Sch'dy man gets prison term in check scheme

Sch'dy man gets prison term in check scheme

A man with a long history of defrauding others was sentenced Monday in Schenectady County Court to u

A man with a long history of defrauding others was sentenced Monday in Schenectady County Court to up to 71⁄2 years in state prison for a bad check scheme connected to his business.

Edward C. Cuomo, 50, of Brandywine Avenue, Schenectady, was sentenced to a total of 21⁄2 to 71⁄2 years in state prison after pleading guilty earlier to two counts of third-degree grand larceny, a felony.

He was also ordered to pay just under $24,000 in restitution, mostly to banks he defrauded.

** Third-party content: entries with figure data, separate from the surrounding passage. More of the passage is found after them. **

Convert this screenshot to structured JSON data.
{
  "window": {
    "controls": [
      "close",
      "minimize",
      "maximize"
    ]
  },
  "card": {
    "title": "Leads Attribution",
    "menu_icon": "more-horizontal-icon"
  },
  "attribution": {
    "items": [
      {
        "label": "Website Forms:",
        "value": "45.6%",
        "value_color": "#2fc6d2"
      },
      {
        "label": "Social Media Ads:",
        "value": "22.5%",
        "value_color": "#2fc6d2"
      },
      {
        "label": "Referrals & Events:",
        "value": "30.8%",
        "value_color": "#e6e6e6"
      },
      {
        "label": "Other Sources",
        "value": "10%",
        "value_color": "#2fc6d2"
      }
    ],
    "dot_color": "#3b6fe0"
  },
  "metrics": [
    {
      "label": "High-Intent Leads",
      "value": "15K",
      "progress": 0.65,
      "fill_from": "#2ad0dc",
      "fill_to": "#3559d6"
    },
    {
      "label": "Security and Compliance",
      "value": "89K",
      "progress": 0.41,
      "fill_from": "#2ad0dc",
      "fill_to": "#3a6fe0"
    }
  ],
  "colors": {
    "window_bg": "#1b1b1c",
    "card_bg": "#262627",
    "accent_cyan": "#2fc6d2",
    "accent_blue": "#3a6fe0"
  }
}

Cuomo was arrested in September 2011, accused of writing checks against a closed personal account, depositing them in his business account and then withdrawing the cash before the banks realized the checks were bad, authorities have said. Cuomo’s business was called Supreme Steak and Seafood.

He was also accused of using others in similar schemes, giving them a percentage of the take.

In court Monday, Cuomo declined to directly give a statement during sentencing. Through his attorney Sven Paul, though, he apologized for his actions.

“He expresses his sincere remorse and apologizes to all those affected by his conduct,” Paul told the court.

Paul said his client maintains that he did not embark on his business ventures with the purpose of defrauding others. But, “as is his pattern, he either becomes overwhelmed or looks for a quick remedy to get out of an immediate situation, at which point he obviously makes grievous errors, which result in harm to others, as well as harm to Edward.”

Cuomo’s criminal history goes back 24 years and includes 32 misdemeanor and three felony convictions, prosecutors have said. The felonies were for similar conduct, prosecutors have said, and resulted in three separate prison terms.

Sentencing Cuomo was Supreme Court Justice Michael V. Coccoma, who referenced a pre-sentencing report that cited Cuomo’s prior problems with gambling, as well as a pattern of similar activity.

He said he wouldn’t be surprised if gambling was what brings out Cuomo’s larcenous behavior.

While in custody, and after he gets out, Coccoma urged Cuomo to re-engage in counseling or Gamblers Anonymous.

“Otherwise this pattern is just going to continue and the result will be innocent people will be harmed and your freedom is going to be impaired,” Coccoma said.

“In other words,” he said a short time later, “you’re just going to continue this cycle unless you take affirmative steps to break the cycle.”